Kochs Contribute $500k to Paul Ryan After Tax Bill Passes
January 2018 - What a surprise! Just days after passage of the one piece of legislation that unites all Republicans - tax cuts for corporations and for wealthy Americans - the politically active billionaire Charles Koch and his wife Elizabeth rewarded House Speaker Paul Ryan (R-Wisc) with an almost $500k donation to his "Team Ryan" Political Action Committee. This information was first reported by the International Business Times, having been gleaned from a recent campaign donor report.
(According to the Wall Street Journal, this contribution follows millions of dollars spent by Charles Koch and his brother David to help pass the legislation. The Journal also reports that the brothers plan on spending millions more in a public relations campaign to help boost the law's support among the public at large.)
The new tax law, which received unanimous support from Senate Republicans, and was signed into law by Donald Trump, directly benefits the Koch family in three, and possibly four, ways:
- The corporate tax rate paid by the brothers' privately-held corporation, Koch Industries, was reduced from 35% to 21%, thereby saving the company billions of dollars.

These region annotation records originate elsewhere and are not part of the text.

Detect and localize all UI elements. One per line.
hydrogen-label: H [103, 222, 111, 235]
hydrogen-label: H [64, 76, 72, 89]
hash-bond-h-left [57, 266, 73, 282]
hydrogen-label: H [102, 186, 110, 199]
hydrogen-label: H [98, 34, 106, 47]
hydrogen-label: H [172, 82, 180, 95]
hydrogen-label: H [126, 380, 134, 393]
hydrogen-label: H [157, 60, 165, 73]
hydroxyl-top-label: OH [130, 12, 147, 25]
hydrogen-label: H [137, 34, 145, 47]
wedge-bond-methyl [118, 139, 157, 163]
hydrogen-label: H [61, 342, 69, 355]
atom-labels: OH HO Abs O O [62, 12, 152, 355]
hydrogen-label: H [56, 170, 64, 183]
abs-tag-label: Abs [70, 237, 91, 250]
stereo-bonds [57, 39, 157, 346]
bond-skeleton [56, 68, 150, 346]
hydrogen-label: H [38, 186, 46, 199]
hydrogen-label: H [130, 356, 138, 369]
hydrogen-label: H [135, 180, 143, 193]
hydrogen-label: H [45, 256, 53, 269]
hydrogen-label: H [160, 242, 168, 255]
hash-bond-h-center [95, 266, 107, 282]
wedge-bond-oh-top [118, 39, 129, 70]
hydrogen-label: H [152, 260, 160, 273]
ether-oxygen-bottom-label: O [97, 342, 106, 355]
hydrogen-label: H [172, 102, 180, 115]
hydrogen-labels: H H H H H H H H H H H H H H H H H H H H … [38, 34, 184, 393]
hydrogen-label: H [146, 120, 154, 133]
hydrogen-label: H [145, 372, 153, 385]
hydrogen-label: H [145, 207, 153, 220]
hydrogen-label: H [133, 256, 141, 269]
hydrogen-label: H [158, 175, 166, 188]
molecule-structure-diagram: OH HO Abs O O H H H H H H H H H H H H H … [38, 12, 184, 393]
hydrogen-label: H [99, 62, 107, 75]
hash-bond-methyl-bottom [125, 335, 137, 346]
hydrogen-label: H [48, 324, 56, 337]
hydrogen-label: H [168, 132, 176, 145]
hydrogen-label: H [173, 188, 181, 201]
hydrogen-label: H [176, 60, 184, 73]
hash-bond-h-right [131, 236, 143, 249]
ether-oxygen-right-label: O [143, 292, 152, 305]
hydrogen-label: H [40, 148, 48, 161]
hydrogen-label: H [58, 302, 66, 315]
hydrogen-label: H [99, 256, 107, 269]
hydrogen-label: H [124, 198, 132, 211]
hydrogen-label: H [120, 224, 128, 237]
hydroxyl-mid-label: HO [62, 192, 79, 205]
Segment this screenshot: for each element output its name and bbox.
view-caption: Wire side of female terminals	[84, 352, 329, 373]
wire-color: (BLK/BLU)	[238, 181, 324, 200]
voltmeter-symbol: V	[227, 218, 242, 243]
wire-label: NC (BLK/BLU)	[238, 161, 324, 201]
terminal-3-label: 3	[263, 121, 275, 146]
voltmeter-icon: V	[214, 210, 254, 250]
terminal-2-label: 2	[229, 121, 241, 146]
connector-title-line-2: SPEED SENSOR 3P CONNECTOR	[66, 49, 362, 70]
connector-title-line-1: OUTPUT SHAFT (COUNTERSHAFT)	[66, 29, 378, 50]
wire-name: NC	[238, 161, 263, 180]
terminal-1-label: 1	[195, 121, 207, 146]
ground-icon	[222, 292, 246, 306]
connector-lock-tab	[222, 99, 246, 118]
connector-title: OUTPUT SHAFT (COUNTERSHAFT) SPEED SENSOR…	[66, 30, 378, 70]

- The estate tax, which today is paid by only ~5,500 estates each year, will see it's exempted amounts roughly doubled, which will save the Koch heirs additional millions of dollars.
- Personal income taxes will fall for the mega-rich, in part due to a rate reduction in the top tax brackets and to a higher exempted amount for the Alternative Minimum Tax (Donald Trump's taxes in 2005, the only year for which some of his tax information is available, went from $5.3m to $36.5m due to the impact of the AMT.)
- Special provisions for gas and oil, which we still need to research the exact details on, also may benefit Koch Industries. The company operates oil refineries and pipelines, as well as non-energy businesses.
As for the impact of the tax legislation on the rest of us, some may see a small reduction in their taxes, while others will see an immediate increase in their taxes. Our position? The rest of us should be getting the bulk of any tax breaks and, as even many millionaires have argued, including Donald Trump at one time, the well-off should be paying more taxes to help pay down the national debt.
Longer term may be even worse for the rest of us. Most analyses we've seen project higher taxes in the future because the law increases rates by 2027 without reinstating the personal exemption, the deductibility for moving expenses, casualty and theft losses, etc., or allowing full deductibility of state and local taxes. If you feel we're wrong on any of these details, drop us a clarifying note and we'll correct any errors.
(Speaker Ryan enjoys a laugh with colleagues - image from theatlantic.com)
Political contributions and spending like those made by the Kochs (some may call them payoffs) have been perfectly legal for the last nine years, ever since the conservative majority on the Supreme Court overturned a hundred years of precedent and declared any limits on campaign contributions to be unconstitutional. As we discussed in one of our first articles,
"Has the Supreme Court Legalized Political Bribery?", we believe this decision by the Court to be one of the worst Court decisions since the Dred Scott case, and one that is a direct threat to democracy and to honest government.
But with most of the Republican Party in agreement with the Court's opinion, the ability to buy politicians in this fashion is legal, at least for now. We're just surprised that the Kochs would be so blatant about it.